I usually set my dehydrator first thing in the morning, and I let it sit there, then I turn it off in the evening and let it sit switched off overnight so it's fully cooled.

You have to condition your storage jar. After you put your fruit and veg in the jar, you have to leave this and keep an eye on the jar.

Every day for a few days, you check and make sure the things don't stick together, or there is no condensation appearing, like, on the inside of the lid of the jar, because any tiny bit of moisture that's left in there will spoil your whole jar.

Skipping this step could cost you a big time. There's a lot of time and a lot of money wasted.

Dehydrated apples

What not to dehydrate

Never dehydrate smelly things, like smelly vegetables, with fruit or other vegetables. The worst I found is onions, mushrooms, leeks, and anything vegetable-wise; it has a strong smell.

Indeed, do not put any fruit with any of your vegetables or mushrooms because it will ruin the whole thing.

Some things shrink more

Some things will shrink more than others as they dehydrate. Lemons, oranges, strawberries, leeks, and carrots do not shrink too badly.

Kiwis dehydrated well; I've got them here with the oxygen absorber. They are so tasty, and they've got so many benefits. The worst shrinkage I've found came from peppers. Peppers seem to dehydrate, and they just become nothing.

Be aware of color changes

If you dehydrate green vegetables like broccoli, it works well and rehydrates well. I usually add them to pasta. It works well if I'm making broccoli pesto pasta with peas. You've got to blanch the broccoli first to keep the color.

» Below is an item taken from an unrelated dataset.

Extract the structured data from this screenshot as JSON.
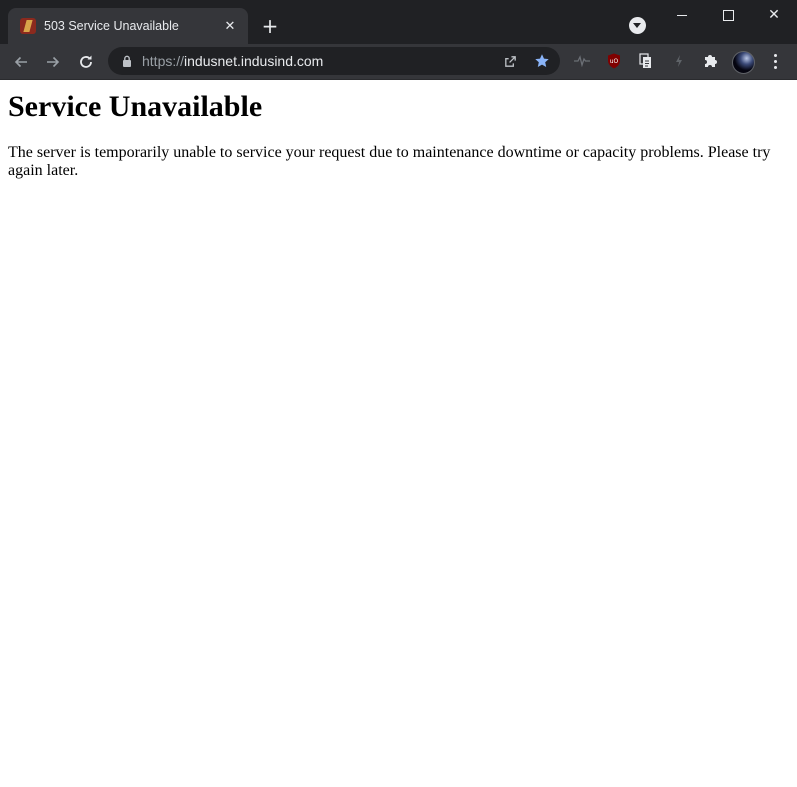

The same goes for carrots; you must submerge them in simmering water for a minute or so. It will preserve your color.

The best foods to dehydrate

Storing your vegetables or fruit

Most of the things I dehydrate are used within a medium time frame, apart from things like kiwis, because I put an oxygen absorber in there. They will stay in the back of my cupboard.

Stuff you use regularly is fine to go in the glass jars just with a little clip-top lid or in a regular jar with a normal lid. If you want to keep the stuff longer, I strongly suggest getting one of those vacuum sealer attachments.

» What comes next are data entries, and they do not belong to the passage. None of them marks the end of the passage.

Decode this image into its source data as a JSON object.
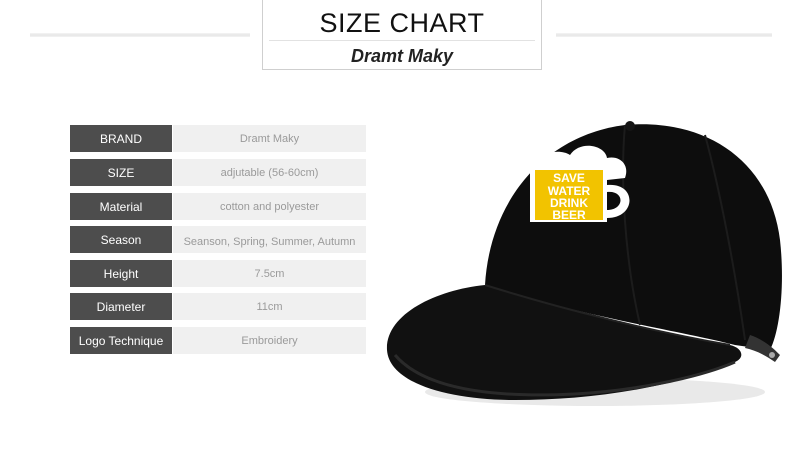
{
  "header": {
    "title": "SIZE CHART",
    "brand": "Dramt Maky"
  },
  "specs": [
    {
      "label": "BRAND",
      "value": "Dramt Maky"
    },
    {
      "label": "SIZE",
      "value": "adjutable (56-60cm)"
    },
    {
      "label": "Material",
      "value": "cotton and polyester"
    },
    {
      "label": "Season",
      "value": "Seanson, Spring, Summer, Autumn"
    },
    {
      "label": "Height",
      "value": "7.5cm"
    },
    {
      "label": "Diameter",
      "value": "11cm"
    },
    {
      "label": "Logo Technique",
      "value": "Embroidery"
    }
  ],
  "product": {
    "logo_text": [
      "SAVE",
      "WATER",
      "DRINK",
      "BEER"
    ],
    "colors": {
      "cap": "#0d0d0d",
      "logo_yellow": "#f2c300",
      "logo_white": "#ffffff"
    }
  }
}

Generally, your herbs, fruit, and veg will last, provided you keep them in cool and dark storage. Just don't forget when you vacuum fragile stuff like spinach, you'll end up with spinach powder because the vacuum will crush the leaves.

Crushing it makes it become a powder. If I'm not sure what I will do with spinach, I can make it into the powder; then you can add it to shakes, soups, and stews or sneak it into your kid's diet somehow. You can do this with many, many things.

What to dehydrate

One of the main points for choosing what to dehydrate is only to dehydrate what you're going to eat or what your family will eat. It's pointless for me to dehydrate kale because if I don't eat kale fresh, I won't eat it dry. So pick exactly what you like eating or know you can do something with and then dehydrate that.

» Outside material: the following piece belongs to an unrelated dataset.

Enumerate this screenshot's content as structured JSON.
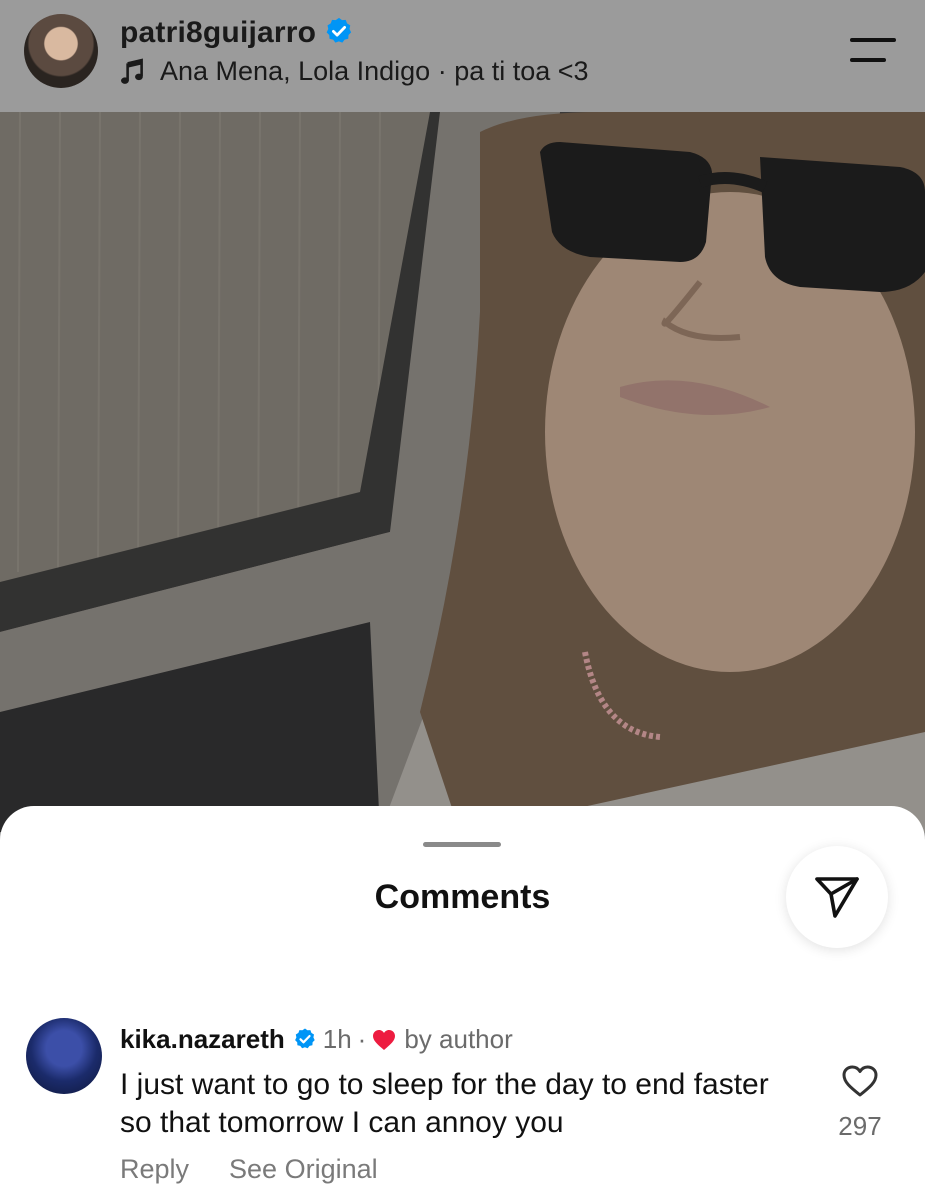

Not everything will become the same consistency when it's dry. Some things like apples or pears or tomatoes will never be bone dry. They're always going to have some moisture-retaining in. Those kinds of things you cannot put in a vacuum because anything that's more than 10% moisture, you vacuum up, and you risk having bacteria grown in there.

The best foods to dehydrate

If you want to start dehydrating, it's a good time to start. Have you started dehydrating anything yet? Share what you've been dehydrating and any tips you have in the comments below.

Join the conversation
2 of 4 comments
  • Jacque Jacque on Apr 27, 2023

    I started with mushrooms. They do well. I didn't like how my green peppers turned out, though. My son dehydrates lots of fruits for chips and his family really likes using the dehydrator. It gives you another option.

  • Liq56497016 Liq56497016 on May 02, 2023

    Most, if not everything, I dehydrate is for my dog. I've made chicken jerky, sweet potatoes, apples, bananas, etc. I tried dehydrating regular potatoes, thinking that's what comes in boxed scalloped potatoes but, they turned brown and I tossed them. The boxed stuff must be flashed frozen or whatever the term is. I did read, just now, that cooking them will alleviate this problem but, I have more reading to do.